Apakah kondisi bapaknya makin membaik, bagaimana
dengan biaya pengobatan selanjutnya, dan apakah ia mampu menggantikan orang
tuanya bekerja setelah pulang sekolah? Pertanyaan-pertanyaan itu terus
bergelayut difikirannya hingga bel pulang berbunyi.
Tidak menunggu lama, Ilmi langsung bergegas keluar
dari sekolah. Namun tidak untuk pulang kerumah, melainkan ke tempat Bapak dan
Ibunya selama ini biasa bekerja. Tempat tersebut lebih dekat dari sekolahnya
daripada rumah. Tempat pengolahan kepiting yang diambil dagingnya untuk
diekspor keluar negri.
Ilmi tiba didepan tempat tersebut, dan mendatangi
petugas untuk melaporkan diri menggantikan Bapak dan Ibunya sementara Bapaknya
masih sakit. Petugas pun menerimanya, karena untuk bekerja ditempat itu
tidaklah membutuhkan syarat yang sulit untuk dipenuhi.

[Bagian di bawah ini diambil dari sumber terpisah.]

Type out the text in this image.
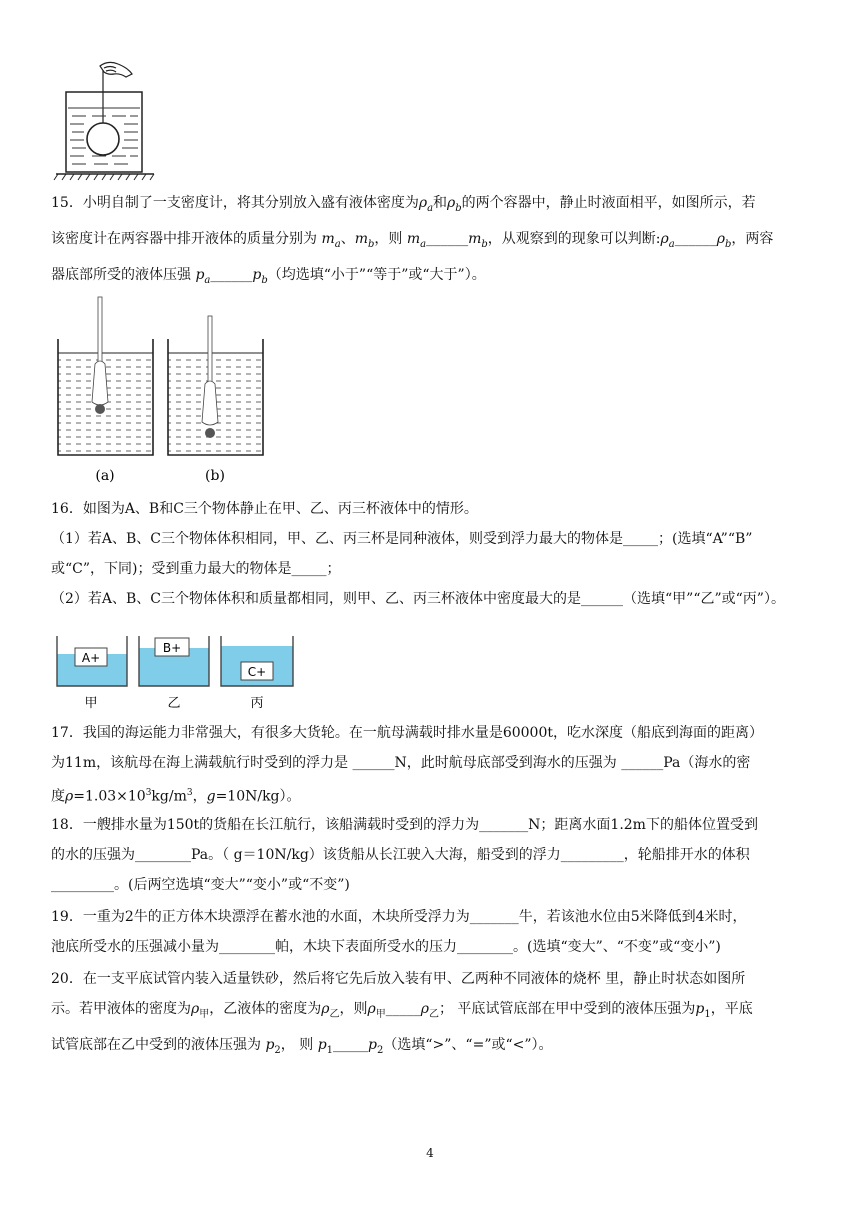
15．小明自制了一支密度计，将其分别放入盛有液体密度为$\rho_a$和$\rho_b$的两个容器中，静止时液面相平，如图所示，若

该密度计在两容器中排开液体的质量分别为 $m_a$、$m_b$，则 $m_a\_\_\_\_\_\_m_b$，从观察到的现象可以判断$:\rho_a\_\_\_\_\_\_\rho_b$，两容

器底部所受的液体压强 $p_a\_\_\_\_\_\_p_b$（均选填“小于”“等于”或“大于”）。

(a)	(b)

16．如图为A、B和C三个物体静止在甲、乙、丙三杯液体中的情形。

（1）若A、B、C三个物体体积相同，甲、乙、丙三杯是同种液体，则受到浮力最大的物体是_____；(选填“A”“B”

或“C”，下同)；受到重力最大的物体是_____；

（2）若A、B、C三个物体体积和质量都相同，则甲、乙、丙三杯液体中密度最大的是______（选填“甲”“乙”或“丙”）。

A+
甲
B+
乙
C+
丙

17．我国的海运能力非常强大，有很多大货轮。在一航母满载时排水量是60000t，吃水深度（船底到海面的距离）

为11m，该航母在海上满载航行时受到的浮力是 ______N，此时航母底部受到海水的压强为 ______Pa（海水的密

度$\rho=1.03\times 10^3kg/m^3$，g=10N/kg）。

18．一艘排水量为150t的货船在长江航行，该船满载时受到的浮力为_______N；距离水面1.2m下的船体位置受到

的水的压强为________Pa。（ g＝10N/kg）该货船从长江驶入大海，船受到的浮力_________，轮船排开水的体积

_________。(后两空选填“变大”“变小”或“不变”)

19．一重为2牛的正方体木块漂浮在蓄水池的水面，木块所受浮力为_______牛，若该池水位由5米降低到4米时，

池底所受水的压强减小量为________帕，木块下表面所受水的压力________。(选填“变大”、“不变”或“变小”)

20．在一支平底试管内装入适量铁砂，然后将它先后放入装有甲、乙两种不同液体的烧杯 里，静止时状态如图所

示。若甲液体的密度为$\rho_甲$，乙液体的密度为$\rho_乙$，则$\rho_甲\_\_\_\_\_\rho_乙$； 平底试管底部在甲中受到的液体压强为$p_1$，平底

试管底部在乙中受到的液体压强为 $p_2$， 则 $p_1\_\_\_\_\_p_2$（选填“>”、“=”或“<”）。

4
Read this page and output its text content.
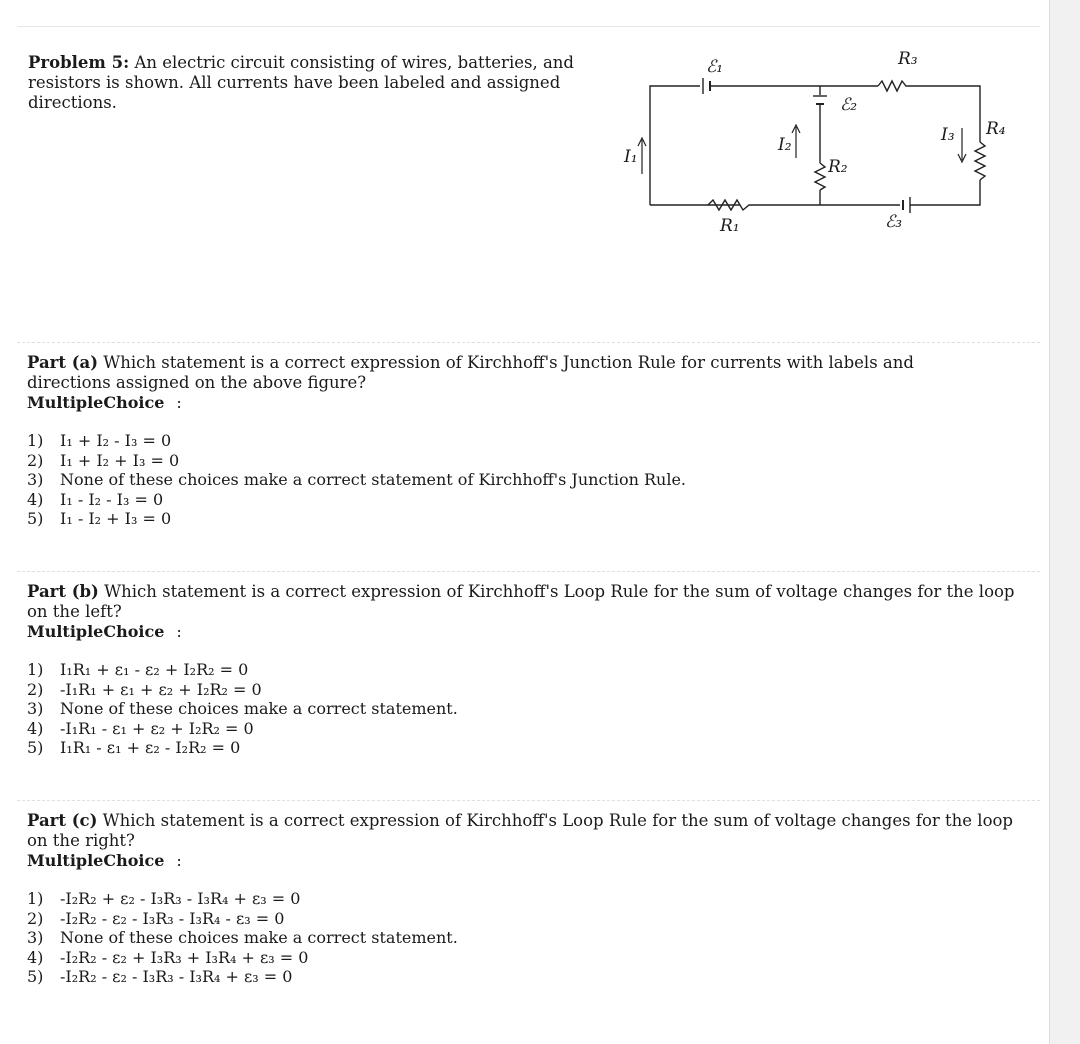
Problem 5: An electric circuit consisting of wires, batteries, and resistors is shown. All currents have been labeled and assigned directions.
ℰ₁
ℰ₂
ℰ₃
R₁
R₂
R₃
R₄
I₁
I₂	I₃
Part (a) Which statement is a correct expression of Kirchhoff's Junction Rule for currents with labels and directions assigned on the above figure?
MultipleChoice :
1) I₁ + I₂ - I₃ = 0
2) I₁ + I₂ + I₃ = 0
3) None of these choices make a correct statement of Kirchhoff's Junction Rule.
4) I₁ - I₂ - I₃ = 0
5) I₁ - I₂ + I₃ = 0
Part (b) Which statement is a correct expression of Kirchhoff's Loop Rule for the sum of voltage changes for the loop on the left?
MultipleChoice :
1) I₁R₁ + ε₁ - ε₂ + I₂R₂ = 0
2) -I₁R₁ + ε₁ + ε₂ + I₂R₂ = 0
3) None of these choices make a correct statement.
4) -I₁R₁ - ε₁ + ε₂ + I₂R₂ = 0
5) I₁R₁ - ε₁ + ε₂ - I₂R₂ = 0
Part (c) Which statement is a correct expression of Kirchhoff's Loop Rule for the sum of voltage changes for the loop on the right?
MultipleChoice :
1) -I₂R₂ + ε₂ - I₃R₃ - I₃R₄ + ε₃ = 0
2) -I₂R₂ - ε₂ - I₃R₃ - I₃R₄ - ε₃ = 0
3) None of these choices make a correct statement.
4) -I₂R₂ - ε₂ + I₃R₃ + I₃R₄ + ε₃ = 0
5) -I₂R₂ - ε₂ - I₃R₃ - I₃R₄ + ε₃ = 0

Setelah mengganti seragamnya dengan seragam kerja,
ilmi pun mengambil peralatan yang harus digunakan untuk mengambil daging
kepiting dari cangkangnya. Beberapa pisau tajam dan sebuah ember berisi
kepiting yang masih panas karena baru siap direbus pun tersedia didepannya.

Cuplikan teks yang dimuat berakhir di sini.